Bemerkung: Um HTML benutzen zu können musst du am Anfang nur <html> schreiben; </html>, <head> und <body> sind nicht nötig.

Weitere Informationen findest du im Java Tutorial - Using HTML in Swing Components

Ich hoffe ich konnte helfen.


----------



## Foermchen82 (10. Jul 2006)

@Hobbit_Im_Blutrausch

1. hab ich ("button beschriftung" oder "mehrzeilig beschriftung" usw.)
2. leiber statt "suche benutzen" einen link posten. dafür ist nen forum da.

@all Danke


----------



## The_S (10. Jul 2006)

1. dann haste wohl net richtig gesucht, siehe z. B. http://www.java-forum.org/de/viewtopic.php?t=20419&highlight=zeilenumbruch+button
2. n Forum is dafür da, dass ich für dich sachen raussuch und dir anschließend die links poste? Was hätteste den gerne für nen Link? Ist www.bild.de iO? Also imho kann man bei häufig vorkommenden Fragen schon mal auf die Suche verweisen UND zusätzlich nen Link bzw. Code (was ich gemacht hab) posten. Ich kenn auch genug Leute, die es (verständlicherweise) satt haben immer wieder das selbe zu posten/verlinken und einfach nur noch auf die Suche zeigen.

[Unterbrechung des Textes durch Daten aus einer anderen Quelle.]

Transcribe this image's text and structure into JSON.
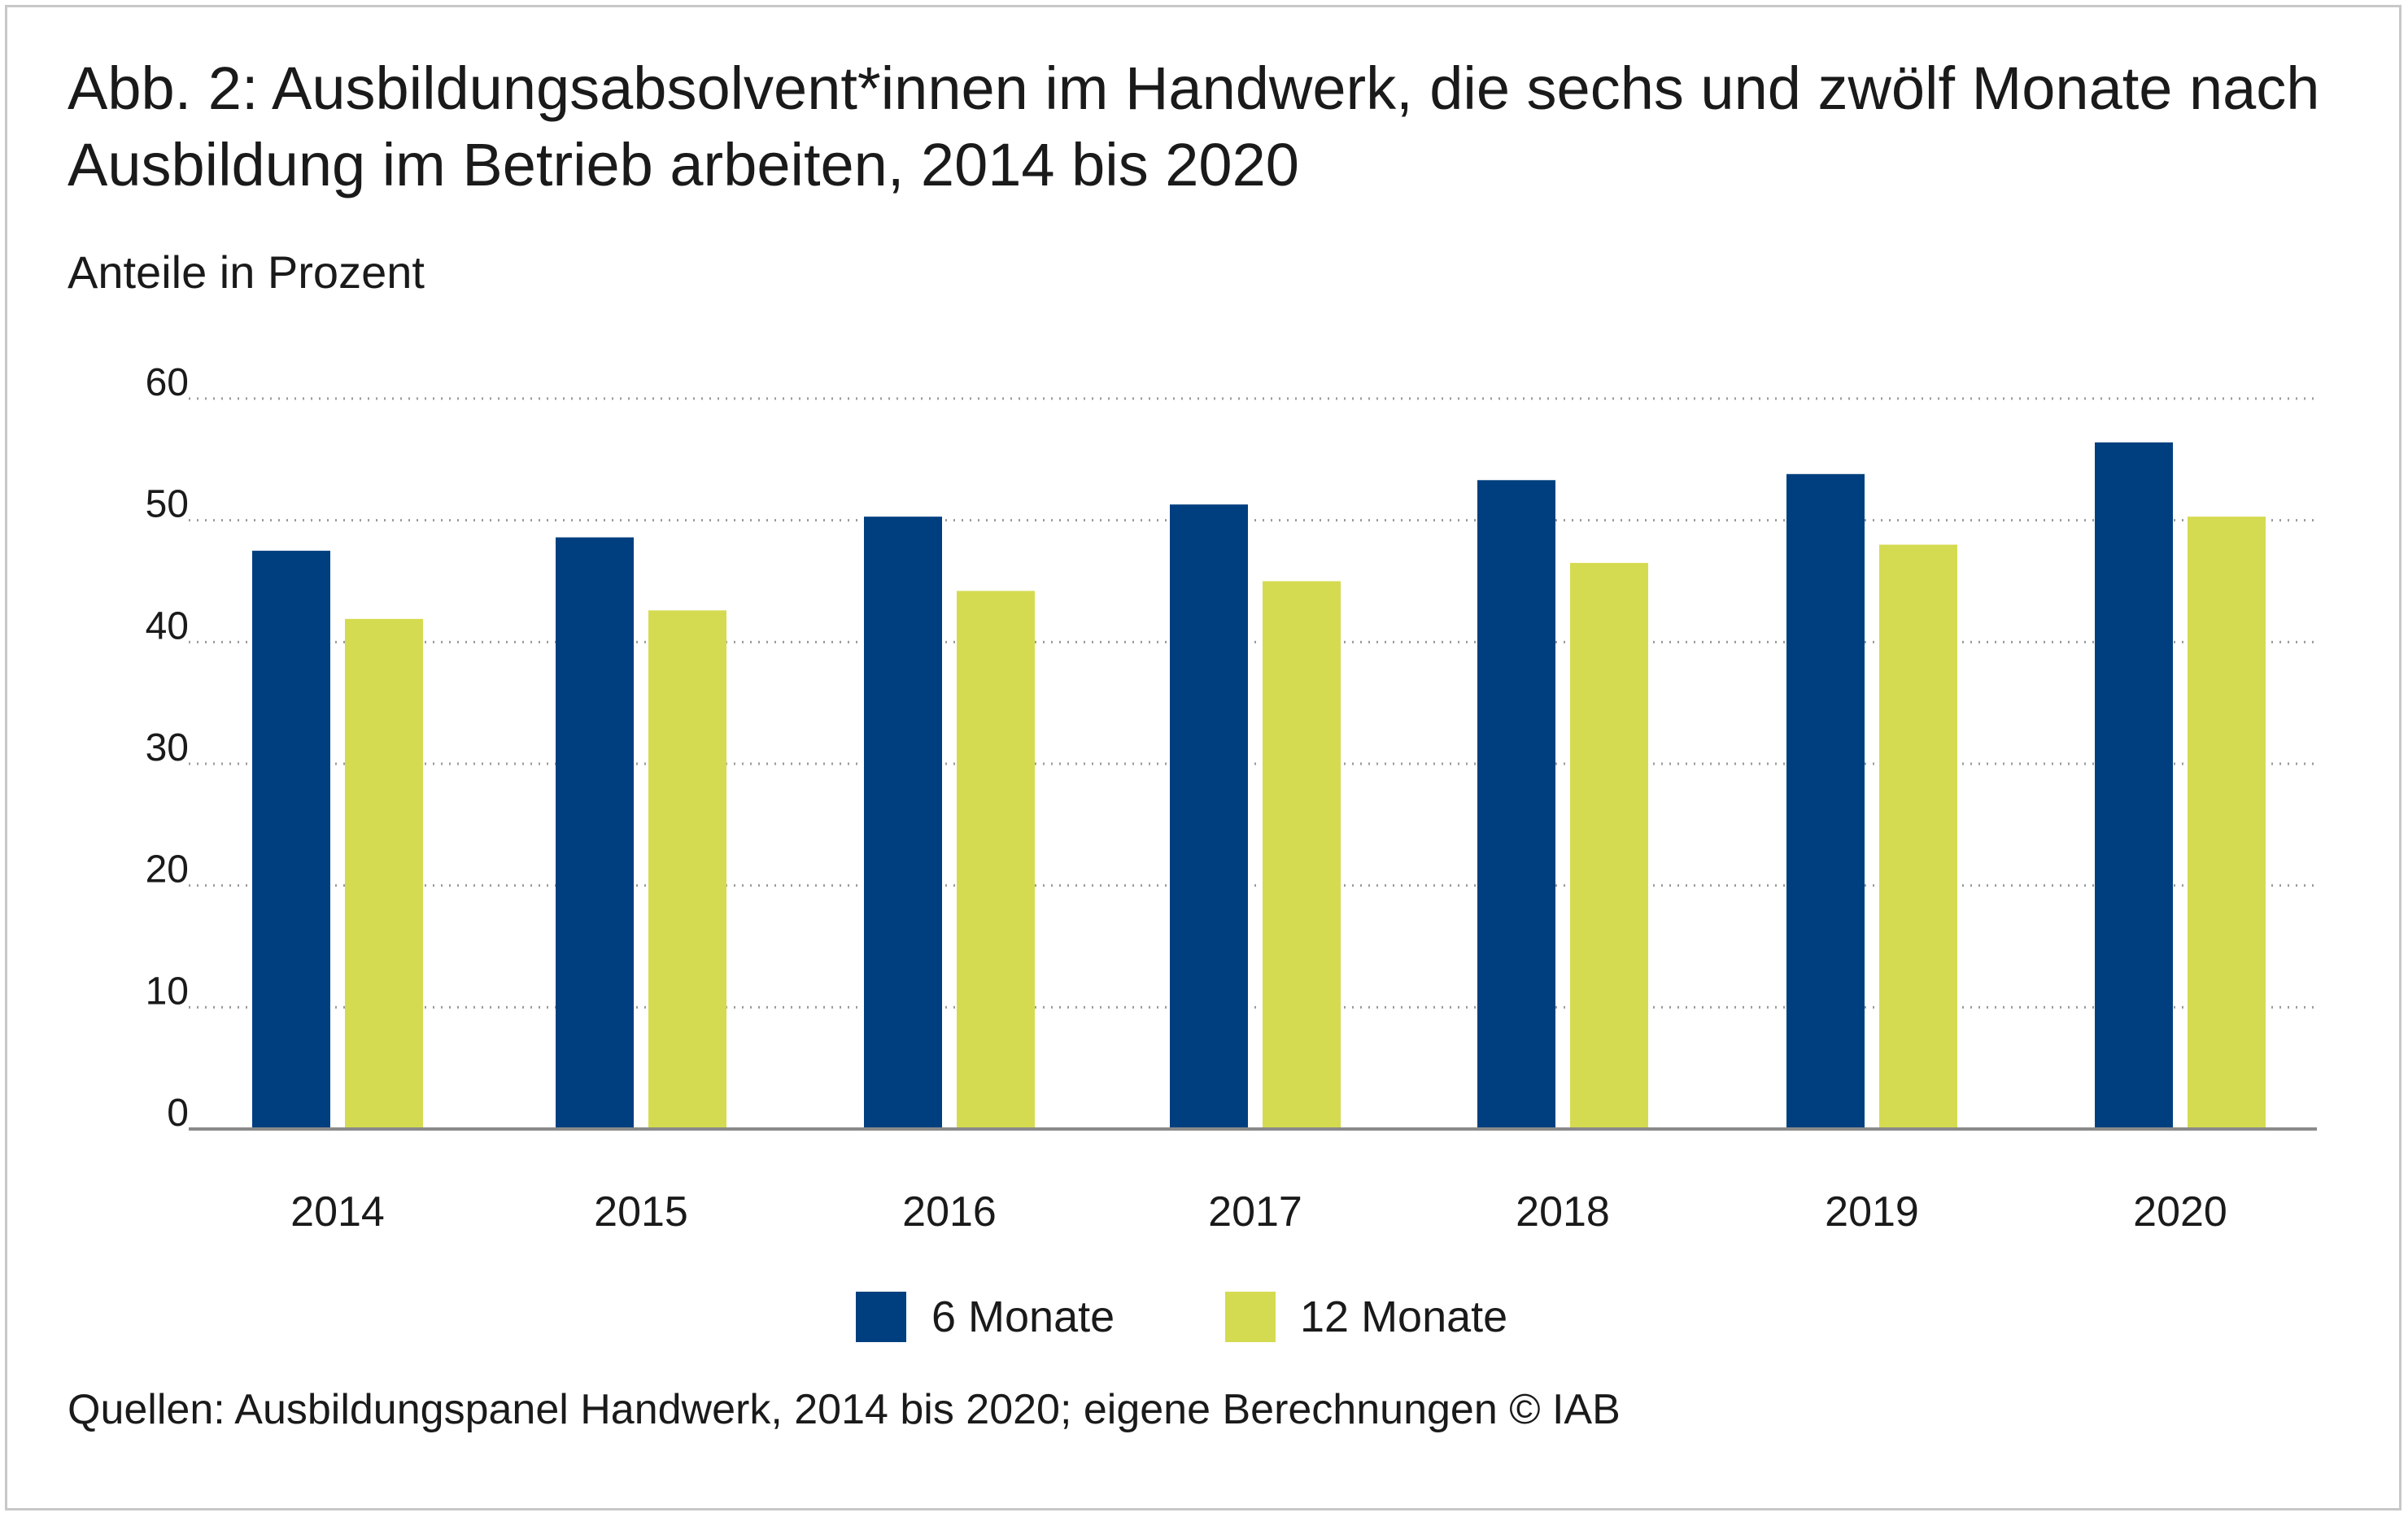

Sry, ich finds halt n bisschen unverschämt von jemanden angemacht zu werden, dem ich gerade die Lösung für sein Problem gepostet hab :?


----------



## thE_29 (10. Jul 2006)

2. leiber statt "suche benutzen" einen link posten. dafür ist nen forum da.

Aber sonst gehts noch?

Wir sind net dafür dir, deine Faulheit zum Unterstützen...

Suche benutzen und closed...


----------